Skoda Kamiq long-term test review
The Kamiq is Skoda's smallest SUV, but is it big and brawny enough to cope with family life? We’ve added one to our long-term test fleet to find out...
The car Skoda Kamiq 1.0 TSI 115 SE L Run by Claire Evans, consumer editor
Why it’s here The Kamiq is our favourite small SUV for less than £20,000, but how will it cope as a long-distance commuter car and weekend family wheels? We have four months to find out
Needs to Prove that you don’t have to have deep pockets to be able to buy a good small SUV
Mileage 8810 List price £21,980 Target Price £19,384 Price as tested £27,780 Test economy 44.7mpg Official economy 47.1mpg (combined) Dealer price now £18,655 Private price now £16,583 Trade-in price now £16,236 Running costs (excluding depreciation) Fuel £658
7 September 2020 – Kamiq is a big surprise
When I first got the Skoda Kamiq I wondered if I’d taken too big a leap in my ambitious plans to downsize. Changing from a large, spacious saloon to a small SUV could have been too much of a compromise.
However, I soon discovered that the little Czech motor was a veritable Tardis. The first happy surprise was when it swallowed a non-collapsible 1950s office desk, then I managed to fill it to the gills with massive bags of compost and pots for a garden patio project and to top it all off we (it took three of us) shoehorned a fairly large plum tree in the back with the rear seats folded.
The only time it felt a bit cramped was when we tried to squeeze three adults into the rear seat – the leg room was fine, but they did look a bit like sardines with their shoulders squashed up against each other.
I chose the more powerful 115 version of the 1.0-litre turbocharged engine, rather than the TSI 95, because I wanted a car that would be gutsy enough to cope with Kent’s hills and country lanes – and it didn’t struggle with any of the roads I drove on regularly.

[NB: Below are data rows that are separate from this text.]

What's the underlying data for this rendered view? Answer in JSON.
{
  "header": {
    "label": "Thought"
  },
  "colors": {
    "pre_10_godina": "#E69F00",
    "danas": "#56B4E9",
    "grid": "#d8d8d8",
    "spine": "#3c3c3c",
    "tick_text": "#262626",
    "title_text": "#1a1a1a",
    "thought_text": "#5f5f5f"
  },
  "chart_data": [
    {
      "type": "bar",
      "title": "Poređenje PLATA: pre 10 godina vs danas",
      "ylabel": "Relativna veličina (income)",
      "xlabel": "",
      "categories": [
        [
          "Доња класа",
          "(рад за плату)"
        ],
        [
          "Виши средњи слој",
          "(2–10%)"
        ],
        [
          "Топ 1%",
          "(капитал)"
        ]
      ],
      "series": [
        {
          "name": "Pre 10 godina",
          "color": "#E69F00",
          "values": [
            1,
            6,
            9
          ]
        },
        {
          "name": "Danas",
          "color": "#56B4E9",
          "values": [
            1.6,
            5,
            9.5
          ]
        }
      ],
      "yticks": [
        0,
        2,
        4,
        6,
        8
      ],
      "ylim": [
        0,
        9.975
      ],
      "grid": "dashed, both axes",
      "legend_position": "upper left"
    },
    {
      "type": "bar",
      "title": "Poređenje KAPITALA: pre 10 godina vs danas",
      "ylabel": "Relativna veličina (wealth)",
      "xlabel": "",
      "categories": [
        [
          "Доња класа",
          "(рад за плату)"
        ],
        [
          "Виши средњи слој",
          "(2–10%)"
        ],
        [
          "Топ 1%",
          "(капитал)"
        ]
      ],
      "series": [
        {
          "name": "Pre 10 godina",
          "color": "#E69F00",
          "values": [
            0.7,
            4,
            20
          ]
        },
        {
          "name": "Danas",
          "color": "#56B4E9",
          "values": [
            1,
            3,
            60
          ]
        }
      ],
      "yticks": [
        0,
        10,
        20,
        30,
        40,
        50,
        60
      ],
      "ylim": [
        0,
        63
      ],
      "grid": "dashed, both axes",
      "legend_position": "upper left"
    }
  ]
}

A three-day round trip to Swansea and Bath could have presented a more daunting challenge, but the engine remained quiet and composed on the motorway, thanks to there being a sixth gear (the TSI 95 only has five gears), while road and wind noise weren’t too intrusive. The only unpleasant surprise was how much the wind buffeted the little car around, especially each time we passed an HGV and a side blast hit us.
The Kamiq proved surprisingly practical, though, with deep front door pockets, two good-sized drinks holders and a large cubby in the centre console for me and my passenger. And it was just as well suited to the steep streets of Swansea; as a special challenge I drove it up Constitution Hill, a 300-metre long cobbled road with a one in five (20%) gradient that is the city’s, and one of the UK’s, steepest streets. The Kamiq’s engine had to be worked harder on these roads, though, and that brought fuel economy down to the low 40s from the figure 50mpg plus that it had achieved on the motorway.
Overall, though, the Kamiq has been impressively affordable to buy and own. Its list price of just less than £20,000 is less than you’d pay for a comparable Ford Puma or Volkswagen T-Roc. And even loading the car up with options only took the overall price close to £28,000.
The most expensive add-on was the full LED headlights with dynamic indicators, a cornering function and fog lights. City dwellers might not find this the best way to spend their money, but I live on an unlit country lane that’s often shrouded in darkness and pea-soup like fog, so I found the improved visibility of the upgraded headlights a real boon.
Another pleasant surprise was the innovative nature of Skoda itself. I hadn’t delved into the brand’s history until I owned one of its models, but soon found that it started out as a cycle maker in 1895, and that it’s still involved in cycling as a sponsor of the Tour de France.
I also learnt that it also produces useful and unusual car accessories under its Simply Clever accessory brand. With the current trend away from using public transport, I was impressed to discover that Skoda had designed a fold-up scooter that fits neatly into the spare wheel well in the boot of the Kamiq. I ordered one so that I could travel that ‘last mile’ of many journeys swiftly while maintaining a safe distance from other people.
It’s not been a totally positive ownership experience, though. I had major ongoing issues with the infotainment system, which repeatedly refused to load up and muted itself so I had to endure silent journeys with no traffic information. The problems lessened after a reboot of the system, though, which I carried out under the skilful guidance of a Skoda technician, over the phone so as to comply with social distancing rules.